INITIATIVE «GEGEN MASSENEINWANDERUNG» – Die Initianten spielen mit dem Feuer: Eine Wiedereinführung der Kontingente steht im Widerspruch zum Geist des Personenfreizügigkeitsabkommens.

Wachstum, Beschäftigung und Wohlstand: Die 2002 eingeführte Personenfreizügigkeit (PFZ) ist ein Glücksfall für die Schweiz. Die durch die PFZ erzeugte Dynamik erfasste auch die Unternehmen, die – ohne grosse administrative Hindernisse – die von ihnen benötigten Arbeitskräfte rekrutieren konnten. Die meisten wussten von der Vereinfachung zu profitieren; besonders vorteilhaft präsentiert sich die neue Situation für die Bauwirtschaft sowie für die Hotellerie/Gastronomie. In diesen Bereichen stammen rund 40 Prozent der Angestellten aus dem europäischen Raum.

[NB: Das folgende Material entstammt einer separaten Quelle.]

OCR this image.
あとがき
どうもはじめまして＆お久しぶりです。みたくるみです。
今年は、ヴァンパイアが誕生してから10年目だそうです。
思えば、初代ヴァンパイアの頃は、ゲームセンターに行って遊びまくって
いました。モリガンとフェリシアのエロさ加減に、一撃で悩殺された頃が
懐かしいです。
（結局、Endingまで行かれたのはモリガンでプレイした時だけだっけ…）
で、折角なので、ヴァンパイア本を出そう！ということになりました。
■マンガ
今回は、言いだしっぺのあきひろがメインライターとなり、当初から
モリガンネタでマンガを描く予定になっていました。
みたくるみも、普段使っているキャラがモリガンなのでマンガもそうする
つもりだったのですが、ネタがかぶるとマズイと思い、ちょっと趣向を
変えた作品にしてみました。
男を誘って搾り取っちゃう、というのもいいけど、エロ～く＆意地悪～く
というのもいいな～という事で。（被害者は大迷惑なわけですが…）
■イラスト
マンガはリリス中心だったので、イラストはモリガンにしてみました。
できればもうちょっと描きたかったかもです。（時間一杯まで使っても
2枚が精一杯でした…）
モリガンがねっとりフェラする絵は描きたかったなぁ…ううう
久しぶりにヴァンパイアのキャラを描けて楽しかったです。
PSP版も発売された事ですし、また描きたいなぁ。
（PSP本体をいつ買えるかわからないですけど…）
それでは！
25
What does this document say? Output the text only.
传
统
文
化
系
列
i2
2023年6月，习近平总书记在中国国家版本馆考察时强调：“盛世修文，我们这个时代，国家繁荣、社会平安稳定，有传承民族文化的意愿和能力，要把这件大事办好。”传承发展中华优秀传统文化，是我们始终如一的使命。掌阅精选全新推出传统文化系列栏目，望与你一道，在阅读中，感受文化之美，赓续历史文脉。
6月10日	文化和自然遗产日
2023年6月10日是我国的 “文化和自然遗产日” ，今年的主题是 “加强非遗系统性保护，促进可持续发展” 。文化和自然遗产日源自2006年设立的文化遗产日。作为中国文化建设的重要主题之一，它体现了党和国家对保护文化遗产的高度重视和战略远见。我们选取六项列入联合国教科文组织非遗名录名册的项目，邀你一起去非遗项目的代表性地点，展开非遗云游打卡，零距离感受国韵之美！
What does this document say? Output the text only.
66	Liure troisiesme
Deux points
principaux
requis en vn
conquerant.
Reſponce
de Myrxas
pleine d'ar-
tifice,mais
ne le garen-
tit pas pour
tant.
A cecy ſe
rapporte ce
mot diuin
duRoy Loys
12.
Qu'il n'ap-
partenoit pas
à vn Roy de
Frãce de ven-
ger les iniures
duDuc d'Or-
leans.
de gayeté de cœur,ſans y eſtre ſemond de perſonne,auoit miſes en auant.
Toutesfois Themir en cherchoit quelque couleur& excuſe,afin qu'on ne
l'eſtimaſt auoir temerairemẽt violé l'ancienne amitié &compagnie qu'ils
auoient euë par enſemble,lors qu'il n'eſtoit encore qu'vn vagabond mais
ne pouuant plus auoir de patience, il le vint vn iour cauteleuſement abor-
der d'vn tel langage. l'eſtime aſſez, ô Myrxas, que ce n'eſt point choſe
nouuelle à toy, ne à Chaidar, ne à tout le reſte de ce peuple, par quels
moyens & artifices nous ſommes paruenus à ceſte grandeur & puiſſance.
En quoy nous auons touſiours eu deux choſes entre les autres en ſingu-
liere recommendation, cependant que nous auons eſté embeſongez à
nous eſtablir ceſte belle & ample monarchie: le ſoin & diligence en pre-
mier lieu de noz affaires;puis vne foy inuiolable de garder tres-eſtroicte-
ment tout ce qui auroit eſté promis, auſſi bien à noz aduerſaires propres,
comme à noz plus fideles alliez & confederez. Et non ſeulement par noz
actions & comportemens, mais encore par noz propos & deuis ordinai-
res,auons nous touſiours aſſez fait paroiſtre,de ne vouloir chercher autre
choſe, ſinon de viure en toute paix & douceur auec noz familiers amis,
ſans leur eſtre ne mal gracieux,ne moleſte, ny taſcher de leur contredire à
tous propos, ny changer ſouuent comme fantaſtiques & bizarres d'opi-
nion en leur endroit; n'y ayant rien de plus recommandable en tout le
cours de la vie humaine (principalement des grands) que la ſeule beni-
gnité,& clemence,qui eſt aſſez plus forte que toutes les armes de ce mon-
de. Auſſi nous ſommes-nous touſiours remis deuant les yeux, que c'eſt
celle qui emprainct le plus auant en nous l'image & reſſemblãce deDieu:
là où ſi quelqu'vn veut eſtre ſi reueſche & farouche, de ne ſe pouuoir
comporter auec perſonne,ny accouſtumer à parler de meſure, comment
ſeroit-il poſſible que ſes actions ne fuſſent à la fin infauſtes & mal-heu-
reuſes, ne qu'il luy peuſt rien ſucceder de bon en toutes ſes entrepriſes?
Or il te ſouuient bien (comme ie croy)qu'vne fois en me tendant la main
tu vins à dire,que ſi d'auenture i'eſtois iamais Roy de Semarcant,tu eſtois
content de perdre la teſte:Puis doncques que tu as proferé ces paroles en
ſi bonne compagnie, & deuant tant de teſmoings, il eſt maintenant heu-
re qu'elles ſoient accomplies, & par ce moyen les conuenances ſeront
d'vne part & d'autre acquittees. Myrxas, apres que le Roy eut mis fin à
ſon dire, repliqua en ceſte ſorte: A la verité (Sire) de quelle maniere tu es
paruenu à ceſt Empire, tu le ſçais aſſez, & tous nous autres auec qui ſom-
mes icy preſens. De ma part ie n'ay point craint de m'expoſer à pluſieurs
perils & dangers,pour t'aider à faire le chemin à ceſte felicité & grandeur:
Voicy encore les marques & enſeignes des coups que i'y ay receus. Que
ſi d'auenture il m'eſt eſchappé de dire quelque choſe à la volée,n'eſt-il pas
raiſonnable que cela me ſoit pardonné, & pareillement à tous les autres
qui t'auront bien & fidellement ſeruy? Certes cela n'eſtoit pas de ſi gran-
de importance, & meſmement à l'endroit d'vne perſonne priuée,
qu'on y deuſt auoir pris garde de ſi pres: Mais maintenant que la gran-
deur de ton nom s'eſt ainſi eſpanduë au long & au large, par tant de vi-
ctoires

In jüngster Zeit ist diese Öffnung der Grenzen allerdings in die Kritik geraten. Der Zustrom ausländischer Arbeitskräfte wird für viele negative Erscheinungen in unserem Land verantwortlich gemacht. Im Vordergrund stehen dabei die Überbelastung der Verkehrsinfrastruktur, die Wohnungsnot sowie der Lohndruck. Die Situation sei so alarmierend, meinen ­gewisse Kreise, dass sie sogar die Rückkehr zu Plafonierungen und Jahreskontingenten für ausländische Arbeitskräfte in der Schweiz verlangen, und zwar ungeachtet derer Herkunftsländer.

Bürokratisierung 
der Einwanderung

Für diese Anliegen macht sich die Volksinitiative der SVP, «Gegen Masseneinwanderung», stark, die am kommenden 9. Februar zur Abstimmung gelangt. Das Rezept der SVP ist simpel: Es heisst «Planen und Reglementieren». Das ist jedoch nichts als ein ärgerlicher Rückschritt, der die Einwanderungspolitik unter die Vormundschaft der Bürokratie stellen würde. Denn die Behörden müssten dann jährlich beschliessen, wie viele Arbeitskräfte den Unternehmen zur Verfügung stünden und welche Kontingente die verschiedenen Branchen beanspruchen dürften.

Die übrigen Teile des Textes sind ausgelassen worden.